Pour un héritier qui n’était pas assuré auparavant ou qui dispose d’un malus, la reprise d’un véhicule en succession est l’occasion de renégocier son profil avec les assureurs. Certains mettent en avant des offres spécifiques « jeune conducteur » ou « conducteur secondaire devenu principal » pour atténuer le surcoût. Là encore, la transparence est de mise : mieux vaut fournir un relevé d’information complet et discuter avec votre conseiller plutôt que de laisser planer un doute sur votre expérience réelle au volant.

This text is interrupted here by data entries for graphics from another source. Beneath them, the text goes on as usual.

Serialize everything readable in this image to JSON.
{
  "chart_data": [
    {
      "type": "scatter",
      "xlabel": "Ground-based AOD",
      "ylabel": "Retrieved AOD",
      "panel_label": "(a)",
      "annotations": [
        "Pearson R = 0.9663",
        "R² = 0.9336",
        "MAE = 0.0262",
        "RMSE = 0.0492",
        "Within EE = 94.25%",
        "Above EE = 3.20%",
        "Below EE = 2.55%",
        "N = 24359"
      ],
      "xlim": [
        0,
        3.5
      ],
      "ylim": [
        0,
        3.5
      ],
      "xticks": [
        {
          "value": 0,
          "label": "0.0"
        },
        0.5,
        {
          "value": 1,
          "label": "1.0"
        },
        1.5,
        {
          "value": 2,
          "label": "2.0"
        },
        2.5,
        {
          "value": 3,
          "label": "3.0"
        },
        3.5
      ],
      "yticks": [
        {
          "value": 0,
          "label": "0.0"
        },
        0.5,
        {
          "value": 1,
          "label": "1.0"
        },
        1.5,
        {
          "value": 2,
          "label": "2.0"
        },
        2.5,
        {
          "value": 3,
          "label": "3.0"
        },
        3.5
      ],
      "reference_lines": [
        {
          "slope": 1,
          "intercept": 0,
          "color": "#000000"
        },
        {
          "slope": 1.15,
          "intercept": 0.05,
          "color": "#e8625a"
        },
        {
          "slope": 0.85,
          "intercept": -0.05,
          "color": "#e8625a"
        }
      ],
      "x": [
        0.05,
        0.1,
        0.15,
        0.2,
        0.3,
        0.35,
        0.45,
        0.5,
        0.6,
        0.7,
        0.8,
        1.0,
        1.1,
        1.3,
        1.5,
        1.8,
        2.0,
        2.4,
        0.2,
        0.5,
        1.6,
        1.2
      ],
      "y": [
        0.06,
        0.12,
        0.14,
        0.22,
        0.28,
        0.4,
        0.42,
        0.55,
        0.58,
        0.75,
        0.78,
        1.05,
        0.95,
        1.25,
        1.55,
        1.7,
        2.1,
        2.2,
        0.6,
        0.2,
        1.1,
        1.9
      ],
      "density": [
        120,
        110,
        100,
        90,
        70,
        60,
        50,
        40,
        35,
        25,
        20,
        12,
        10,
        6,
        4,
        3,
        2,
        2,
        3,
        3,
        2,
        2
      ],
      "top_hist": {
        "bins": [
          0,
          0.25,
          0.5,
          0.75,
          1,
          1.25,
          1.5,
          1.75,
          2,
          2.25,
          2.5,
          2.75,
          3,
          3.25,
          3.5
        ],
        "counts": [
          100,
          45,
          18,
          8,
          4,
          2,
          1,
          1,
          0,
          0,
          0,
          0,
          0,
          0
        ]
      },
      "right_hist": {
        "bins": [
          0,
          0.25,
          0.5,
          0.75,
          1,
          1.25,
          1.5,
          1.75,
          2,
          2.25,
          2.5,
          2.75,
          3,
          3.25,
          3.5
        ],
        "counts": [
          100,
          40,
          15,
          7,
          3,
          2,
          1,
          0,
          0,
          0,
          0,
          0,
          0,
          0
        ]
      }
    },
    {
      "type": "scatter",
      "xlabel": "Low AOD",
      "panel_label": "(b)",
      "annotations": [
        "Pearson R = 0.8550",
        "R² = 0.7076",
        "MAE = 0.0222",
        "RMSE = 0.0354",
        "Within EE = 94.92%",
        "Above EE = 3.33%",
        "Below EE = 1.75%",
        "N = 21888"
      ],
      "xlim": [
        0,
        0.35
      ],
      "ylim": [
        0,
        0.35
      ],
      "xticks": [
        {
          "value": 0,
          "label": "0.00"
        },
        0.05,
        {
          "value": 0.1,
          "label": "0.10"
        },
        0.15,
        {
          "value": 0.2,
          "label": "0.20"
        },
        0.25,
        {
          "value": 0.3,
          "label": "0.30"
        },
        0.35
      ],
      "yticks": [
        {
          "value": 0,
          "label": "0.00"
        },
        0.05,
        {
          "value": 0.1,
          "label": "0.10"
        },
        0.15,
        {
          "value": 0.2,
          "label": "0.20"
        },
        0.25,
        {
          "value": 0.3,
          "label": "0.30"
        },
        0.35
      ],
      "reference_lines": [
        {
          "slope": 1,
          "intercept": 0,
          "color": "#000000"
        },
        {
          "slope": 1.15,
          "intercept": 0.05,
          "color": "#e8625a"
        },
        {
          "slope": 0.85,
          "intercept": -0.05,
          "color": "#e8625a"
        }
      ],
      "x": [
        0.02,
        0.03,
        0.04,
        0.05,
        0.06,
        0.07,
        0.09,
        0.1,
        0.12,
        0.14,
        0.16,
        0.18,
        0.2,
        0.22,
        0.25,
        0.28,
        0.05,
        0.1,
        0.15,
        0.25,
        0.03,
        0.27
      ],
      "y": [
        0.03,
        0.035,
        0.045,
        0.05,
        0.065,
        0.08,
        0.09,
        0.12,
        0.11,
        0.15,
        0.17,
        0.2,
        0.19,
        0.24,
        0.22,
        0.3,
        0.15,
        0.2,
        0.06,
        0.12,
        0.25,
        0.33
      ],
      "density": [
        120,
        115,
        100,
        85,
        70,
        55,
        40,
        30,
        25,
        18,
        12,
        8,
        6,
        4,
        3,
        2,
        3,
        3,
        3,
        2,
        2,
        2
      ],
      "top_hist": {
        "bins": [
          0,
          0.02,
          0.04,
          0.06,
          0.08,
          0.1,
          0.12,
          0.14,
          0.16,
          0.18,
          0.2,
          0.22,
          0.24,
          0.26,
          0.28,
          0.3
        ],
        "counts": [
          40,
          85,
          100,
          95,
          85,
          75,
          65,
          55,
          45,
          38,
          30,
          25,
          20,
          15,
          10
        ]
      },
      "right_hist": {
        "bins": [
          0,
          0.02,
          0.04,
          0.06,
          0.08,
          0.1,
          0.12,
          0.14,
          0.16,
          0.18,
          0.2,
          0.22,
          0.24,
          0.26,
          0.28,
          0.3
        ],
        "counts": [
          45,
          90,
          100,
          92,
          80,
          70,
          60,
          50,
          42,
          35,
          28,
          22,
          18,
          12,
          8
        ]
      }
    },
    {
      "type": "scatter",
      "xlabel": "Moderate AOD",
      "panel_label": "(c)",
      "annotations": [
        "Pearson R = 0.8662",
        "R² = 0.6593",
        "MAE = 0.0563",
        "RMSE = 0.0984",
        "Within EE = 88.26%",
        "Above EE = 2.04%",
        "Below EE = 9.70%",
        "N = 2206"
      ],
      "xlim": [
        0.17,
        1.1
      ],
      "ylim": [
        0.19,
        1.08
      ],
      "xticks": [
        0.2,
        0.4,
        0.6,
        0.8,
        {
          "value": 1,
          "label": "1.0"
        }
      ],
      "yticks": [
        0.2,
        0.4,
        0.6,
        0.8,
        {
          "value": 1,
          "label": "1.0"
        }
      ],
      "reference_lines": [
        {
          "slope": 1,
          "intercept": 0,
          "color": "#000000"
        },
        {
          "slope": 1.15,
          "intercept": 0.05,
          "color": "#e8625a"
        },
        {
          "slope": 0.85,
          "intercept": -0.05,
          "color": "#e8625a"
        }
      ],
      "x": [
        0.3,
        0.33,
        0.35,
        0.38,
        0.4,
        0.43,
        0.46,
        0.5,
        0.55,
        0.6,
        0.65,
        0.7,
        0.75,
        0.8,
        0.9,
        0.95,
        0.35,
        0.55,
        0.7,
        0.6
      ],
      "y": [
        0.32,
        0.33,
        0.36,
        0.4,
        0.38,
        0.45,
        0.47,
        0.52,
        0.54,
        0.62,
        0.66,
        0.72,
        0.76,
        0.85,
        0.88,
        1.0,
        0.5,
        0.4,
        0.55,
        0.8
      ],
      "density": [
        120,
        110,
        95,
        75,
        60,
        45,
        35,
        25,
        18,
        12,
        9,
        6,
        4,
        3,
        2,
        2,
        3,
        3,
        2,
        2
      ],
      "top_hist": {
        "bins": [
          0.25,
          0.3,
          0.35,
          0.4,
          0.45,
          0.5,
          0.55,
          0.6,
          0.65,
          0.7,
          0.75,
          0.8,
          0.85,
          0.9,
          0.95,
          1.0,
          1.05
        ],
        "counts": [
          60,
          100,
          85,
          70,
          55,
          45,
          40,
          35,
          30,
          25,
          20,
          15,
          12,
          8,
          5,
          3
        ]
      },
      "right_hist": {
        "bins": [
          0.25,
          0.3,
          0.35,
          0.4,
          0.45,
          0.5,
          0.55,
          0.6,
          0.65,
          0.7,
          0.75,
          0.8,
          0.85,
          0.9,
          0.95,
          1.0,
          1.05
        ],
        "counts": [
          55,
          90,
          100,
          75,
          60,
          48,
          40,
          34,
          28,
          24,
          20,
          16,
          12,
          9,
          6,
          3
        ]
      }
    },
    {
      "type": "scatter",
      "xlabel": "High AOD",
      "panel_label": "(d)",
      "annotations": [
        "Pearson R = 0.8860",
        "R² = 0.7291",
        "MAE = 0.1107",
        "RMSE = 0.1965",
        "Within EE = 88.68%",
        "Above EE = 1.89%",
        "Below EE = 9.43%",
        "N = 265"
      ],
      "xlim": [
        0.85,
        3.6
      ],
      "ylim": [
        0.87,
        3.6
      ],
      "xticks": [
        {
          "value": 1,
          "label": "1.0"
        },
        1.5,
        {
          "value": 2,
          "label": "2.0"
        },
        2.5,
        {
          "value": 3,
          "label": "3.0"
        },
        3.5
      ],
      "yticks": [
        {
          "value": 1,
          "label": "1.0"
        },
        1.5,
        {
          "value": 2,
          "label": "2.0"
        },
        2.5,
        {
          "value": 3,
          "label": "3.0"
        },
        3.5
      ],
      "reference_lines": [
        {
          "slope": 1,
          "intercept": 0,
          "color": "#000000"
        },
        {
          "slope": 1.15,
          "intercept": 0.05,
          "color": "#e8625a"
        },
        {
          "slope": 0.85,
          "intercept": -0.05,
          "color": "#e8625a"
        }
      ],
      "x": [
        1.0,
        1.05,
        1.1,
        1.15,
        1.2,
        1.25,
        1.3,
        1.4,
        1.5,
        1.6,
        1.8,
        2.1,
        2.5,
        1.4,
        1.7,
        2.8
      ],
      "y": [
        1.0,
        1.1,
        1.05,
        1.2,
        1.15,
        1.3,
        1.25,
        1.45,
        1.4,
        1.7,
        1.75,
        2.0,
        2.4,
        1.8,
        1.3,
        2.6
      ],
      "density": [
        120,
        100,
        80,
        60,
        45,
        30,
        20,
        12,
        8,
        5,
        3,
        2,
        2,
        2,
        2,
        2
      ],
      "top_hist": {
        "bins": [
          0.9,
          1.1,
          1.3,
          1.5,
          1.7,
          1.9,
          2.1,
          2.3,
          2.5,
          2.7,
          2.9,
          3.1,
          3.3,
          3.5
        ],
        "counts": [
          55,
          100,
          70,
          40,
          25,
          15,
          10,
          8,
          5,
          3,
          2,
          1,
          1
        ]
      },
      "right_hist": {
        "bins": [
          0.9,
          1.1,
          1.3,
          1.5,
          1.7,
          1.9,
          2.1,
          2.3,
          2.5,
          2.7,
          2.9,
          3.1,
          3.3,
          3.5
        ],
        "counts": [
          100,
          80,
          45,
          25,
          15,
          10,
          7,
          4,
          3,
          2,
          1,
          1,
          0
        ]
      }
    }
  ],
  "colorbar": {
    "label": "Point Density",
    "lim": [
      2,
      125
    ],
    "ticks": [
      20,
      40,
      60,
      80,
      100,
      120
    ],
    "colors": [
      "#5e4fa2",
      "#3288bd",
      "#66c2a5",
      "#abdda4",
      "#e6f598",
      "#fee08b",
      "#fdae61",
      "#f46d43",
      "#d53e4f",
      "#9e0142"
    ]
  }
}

En résumé, le véhicule en succession n’est pas seulement un actif matériel, il peut aussi devenir un levier pour optimiser votre historique d’assurance, à condition de bien négocier.

Contrôle technique et mise en conformité du véhicule avant cession ou utilisation

Dernier maillon de la chaîne, mais non le moindre : la mise en conformité technique du véhicule hérité. Avant de pouvoir être vendu ou utilisé régulièrement, le véhicule doit répondre aux exigences du contrôle technique, sous peine d’immobilisation et de sanctions. Cette étape est d’autant plus cruciale que de nombreux véhicules intégrés aux successions sont anciens, parfois peu entretenus, et n’ont pas passé de contrôle depuis plusieurs années.

Pour les voitures de plus de quatre ans, un contrôle technique de moins de six mois est exigé au moment de la vente à un particulier, ou de moins de deux mois en cas de contre-visite prescrite. Si l’héritier conserve le véhicule, la règle est plus souple : le contrôle doit simplement être en cours de validité pour que l’ANTS accepte le changement de titulaire. Néanmoins, au-delà de l’aspect administratif, il en va avant tout de la sécurité. Un véhicule mal entretenu peut se révéler dangereux pour son conducteur, ses passagers et les autres usagers de la route.

En pratique, il est souvent judicieux de faire réaliser un contrôle technique dès que possible après l’ouverture de la succession, surtout si vous envisagez de vendre le véhicule. Ce diagnostic complet vous donnera une vision claire des travaux éventuels à prévoir et de l’impact sur le prix de vente. Vous pouvez alors choisir entre effectuer les réparations nécessaires pour valoriser la voiture, ou la céder en l’état à un prix ajusté, en toute transparence avec l’acheteur. Comme pour une maison héritée nécessitant des travaux, mieux vaut entrer dans la négociation en connaissant précisément l’état du bien plutôt que de découvrir les mauvaises surprises au moment de la transaction.